Your lungs are one of the most obviously affected body parts, with lung cancer and chronic obstructive pulmonary disease (COPD) two of the main conditions caused predominantly by smoking.

COPD actually covers a number of debilitating conditions, including chronic bronchitis and emphysema. 83 per cent of deaths from COPD in the UK are caused by smoking.

The risk of developing mouth and throat cancer is also greatly increased if you smoke. One thing that could encourage you to break your smoking habit though is the fact that you can significantly reduce your chances of developing head or neck cancer if you stop smoking.

In fact, the NHS points out that if you are smoke-free for 20 years, your risk of developing this form of cancer is the same as that of a non-smoker, so there is hope.

Both your heart and circulatory system are also adversely affected by smoking. When it comes to your circulatory system, it’s the poisons from the tar in cigarettes that does the damage. These poisons thicken the blood, which makes it more likely that you’ll suffer from blood clots. They also increase your heart rate, which means your body is working harder all the time.

Smoking also has the effect of narrowing your arteries, which means less oxygen-rich blood is able to flow around your body. This impacts all of your organs, as well as your overall health.

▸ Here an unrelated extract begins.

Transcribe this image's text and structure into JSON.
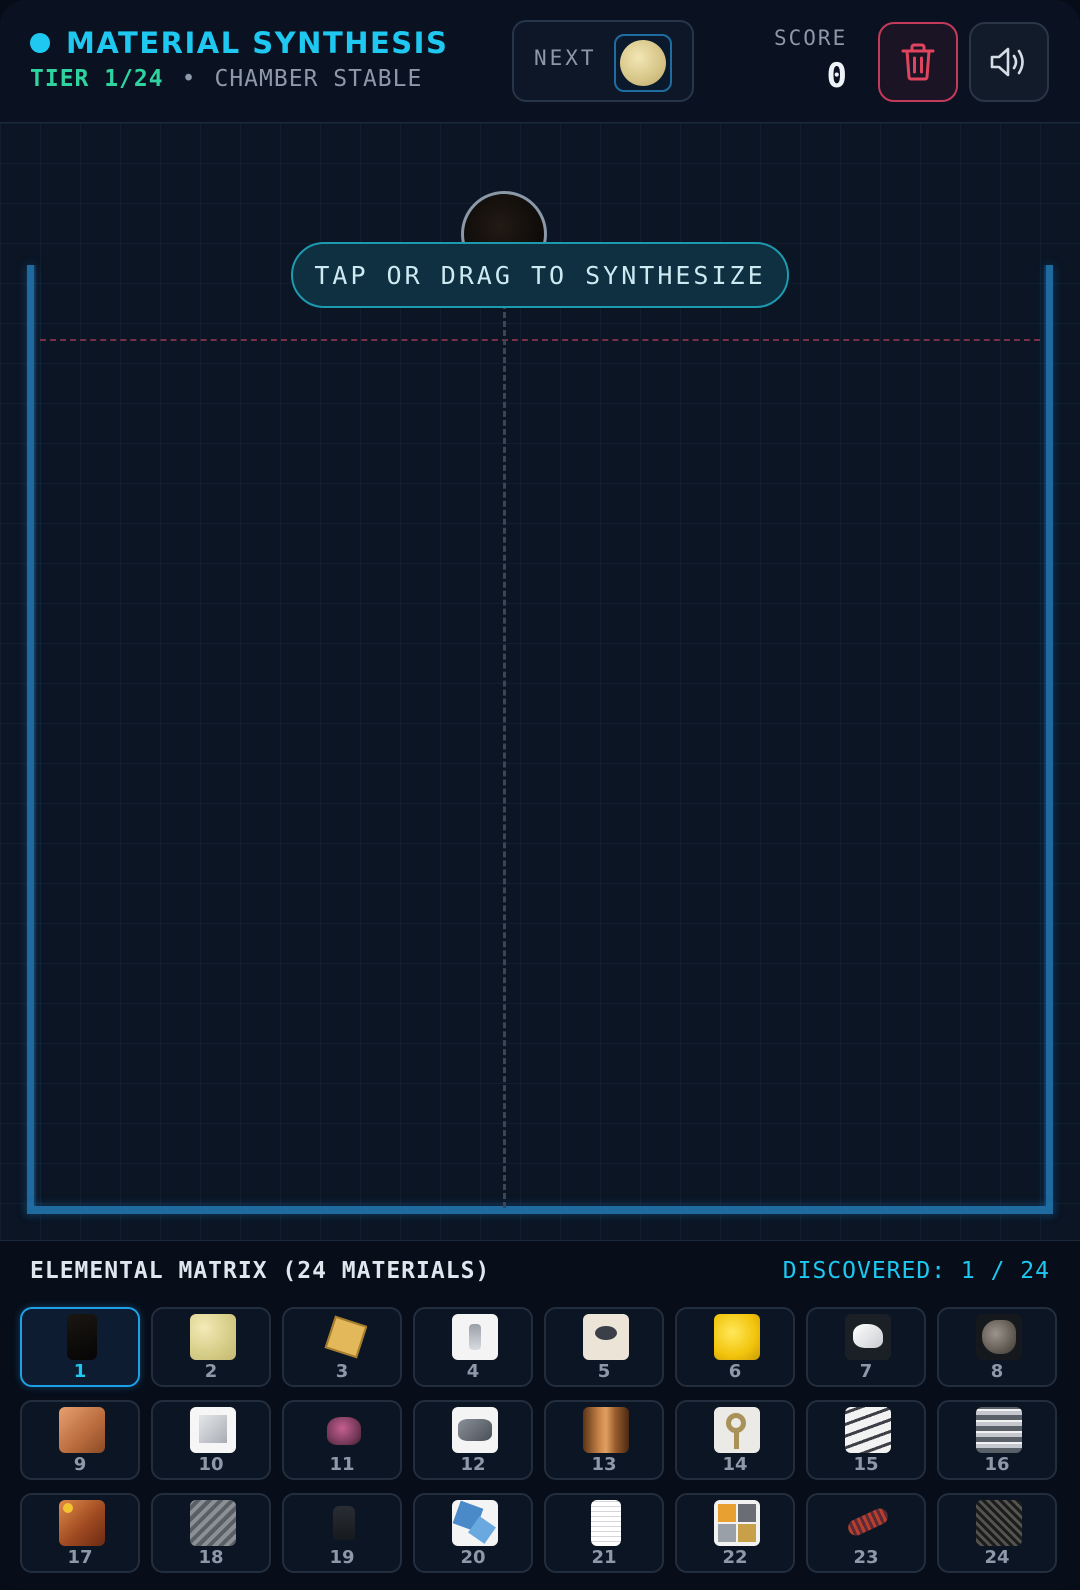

You’re at greater risk of a number of conditions if you smoke, including heart attack, heart disease, stroke, peripheral vascular disease and cerebrovascular disease. But as with the risk of throat and mouth cancer, if you stop smoking you can reduce these risks dramatically.

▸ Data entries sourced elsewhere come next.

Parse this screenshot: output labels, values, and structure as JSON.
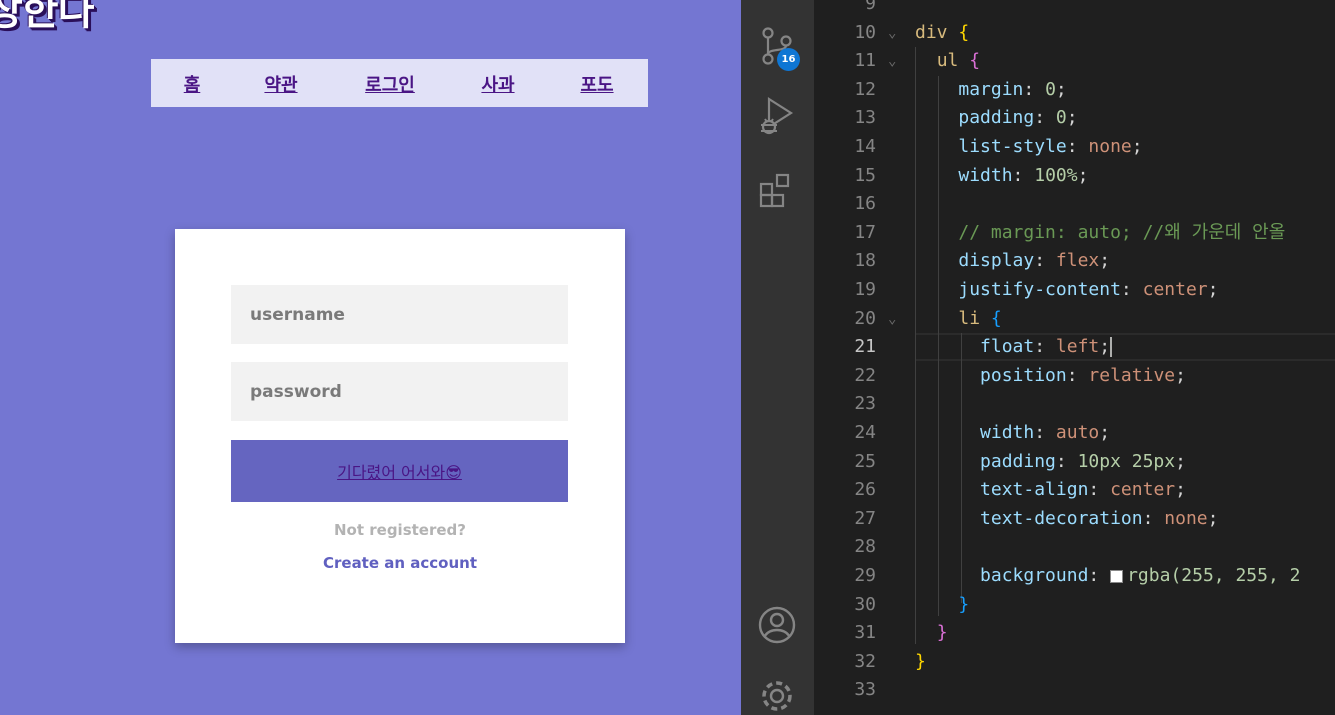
{
  "preview": {
    "site_title": "장한다",
    "nav": [
      "홈",
      "약관",
      "로그인",
      "사과",
      "포도"
    ],
    "form": {
      "username_placeholder": "username",
      "password_placeholder": "password",
      "submit_label": "기다렸어 어서와😎",
      "not_registered": "Not registered?",
      "create_account": "Create an account"
    },
    "colors": {
      "background": "#7476d2",
      "nav_bg": "#e1e1f7",
      "button": "#6565c0",
      "link": "#4a1585"
    }
  },
  "activity_bar": {
    "source_control_badge": "16",
    "icons": [
      "source-control-icon",
      "run-debug-icon",
      "extensions-icon",
      "account-icon",
      "settings-gear-icon"
    ]
  },
  "editor": {
    "lines": [
      {
        "n": "9"
      },
      {
        "n": "10"
      },
      {
        "n": "11"
      },
      {
        "n": "12"
      },
      {
        "n": "13"
      },
      {
        "n": "14"
      },
      {
        "n": "15"
      },
      {
        "n": "16"
      },
      {
        "n": "17"
      },
      {
        "n": "18"
      },
      {
        "n": "19"
      },
      {
        "n": "20"
      },
      {
        "n": "21"
      },
      {
        "n": "22"
      },
      {
        "n": "23"
      },
      {
        "n": "24"
      },
      {
        "n": "25"
      },
      {
        "n": "26"
      },
      {
        "n": "27"
      },
      {
        "n": "28"
      },
      {
        "n": "29"
      },
      {
        "n": "30"
      },
      {
        "n": "31"
      },
      {
        "n": "32"
      },
      {
        "n": "33"
      }
    ],
    "code": {
      "l10_sel": "div",
      "l10_brace": "{",
      "l11_sel": "ul",
      "l11_brace": "{",
      "l12_prop": "margin",
      "l12_val": "0",
      "l13_prop": "padding",
      "l13_val": "0",
      "l14_prop": "list-style",
      "l14_val": "none",
      "l15_prop": "width",
      "l15_val": "100%",
      "l17_comment": "// margin: auto; //왜 가운데 안올",
      "l18_prop": "display",
      "l18_val": "flex",
      "l19_prop": "justify-content",
      "l19_val": "center",
      "l20_sel": "li",
      "l20_brace": "{",
      "l21_prop": "float",
      "l21_val": "left",
      "l22_prop": "position",
      "l22_val": "relative",
      "l24_prop": "width",
      "l24_val": "auto",
      "l25_prop": "padding",
      "l25_val": "10px 25px",
      "l26_prop": "text-align",
      "l26_val": "center",
      "l27_prop": "text-decoration",
      "l27_val": "none",
      "l29_prop": "background",
      "l29_val": "rgba(255, 255, 2",
      "l30_brace": "}",
      "l31_brace": "}",
      "l32_brace": "}"
    },
    "active_line": "21"
  }
}
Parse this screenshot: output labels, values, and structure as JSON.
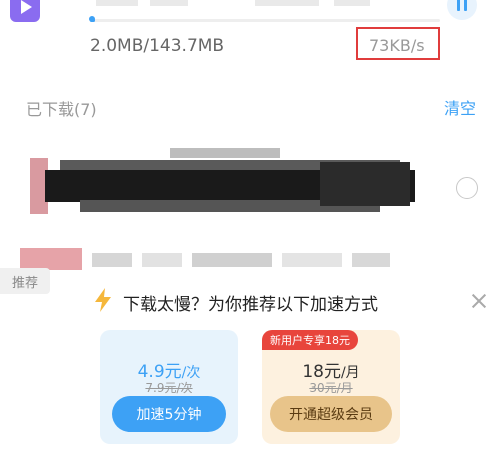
{
  "downloading": {
    "size_progress": "2.0MB/143.7MB",
    "speed": "73KB/s",
    "progress_fraction": 0.014
  },
  "downloaded_section": {
    "title": "已下载(7)",
    "clear_label": "清空"
  },
  "recommend_tag": "推荐",
  "promo": {
    "title": "下载太慢？为你推荐以下加速方式",
    "options": [
      {
        "price": "4.9元",
        "unit": "/次",
        "original_price": "7.9元/次",
        "button_label": "加速5分钟",
        "accent": "#3da1f5"
      },
      {
        "badge": "新用户专享18元",
        "price": "18元",
        "unit": "/月",
        "original_price": "30元/月",
        "button_label": "开通超级会员",
        "accent": "#e8c48a"
      }
    ]
  },
  "colors": {
    "accent_blue": "#3da1f5",
    "highlight_red": "#e03c3c",
    "thumb_purple": "#8a6cf0"
  },
  "icons": {
    "thumb": "play-icon",
    "pause": "pause-icon",
    "promo": "lightning-icon",
    "close": "close-icon"
  }
}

It’s widely accepted that the tar in cigarettes is among the most toxic elements of the product. This is why even switching to e-cigarettes can make a significant difference to your overall health. While continuing your nicotine addiction might not be ideal, it’s still less harmful for your body when it’s not combined with a hit of tar in every cigarette.

The NHS website goes into greater detail about how smoking affects you and what health risks it comes with. As well as the conditions we’ve mentioned above, traditional smoking also has an effect on your skin, brain, stomach and reproductive organs. It truly does impact the whole body.

Not surprisingly, the British Lung Foundation supports the NHS recommendations. The charity explains that there are over 5,000 chemicals in tobacco smoke, of which 70 are known to cause cancer.

So, let’s return to our advice on how to break a bad habit. Hopefully better understanding the health implications of traditional smoking will help give you the willpower you need to stay the course in the early days and mean that you’re able to create that new habit loop.

As we’ve suggested, e-cigarettes can be a very useful tool in quitting traditional cigarettes, because they replace like for like but with a fraction of the health implications. What’s more, you can even wean yourself off the nicotine once you’ve got through the initial phase of quitting cigarettes.

That’s because you can buy e-liquids with different concentrations of nicotine in them, as well as some that are nicotine free. That means you can gradually reduce your intake of the drug until you’re able to cope without it.

By taking the advice from the Softonic article, and working to create a new habit loop that reinforces positive behaviour, you will find that you’re healthier and happier for making the change.

Always remember that breaking bad habits is hard and takes work on your part. Don’t be too tough on yourself if you struggle or have the odd lapse, it’s important to pick yourself up and get back on track rather than feeling as though you’ve ruined your efforts by smoking one cigarette when you were out, for instance.

Think about all the cues you have for your habit, and look for ways of dealing with them in different situations. If you find one you hadn’t initially thought of, add it to your list and just carry on.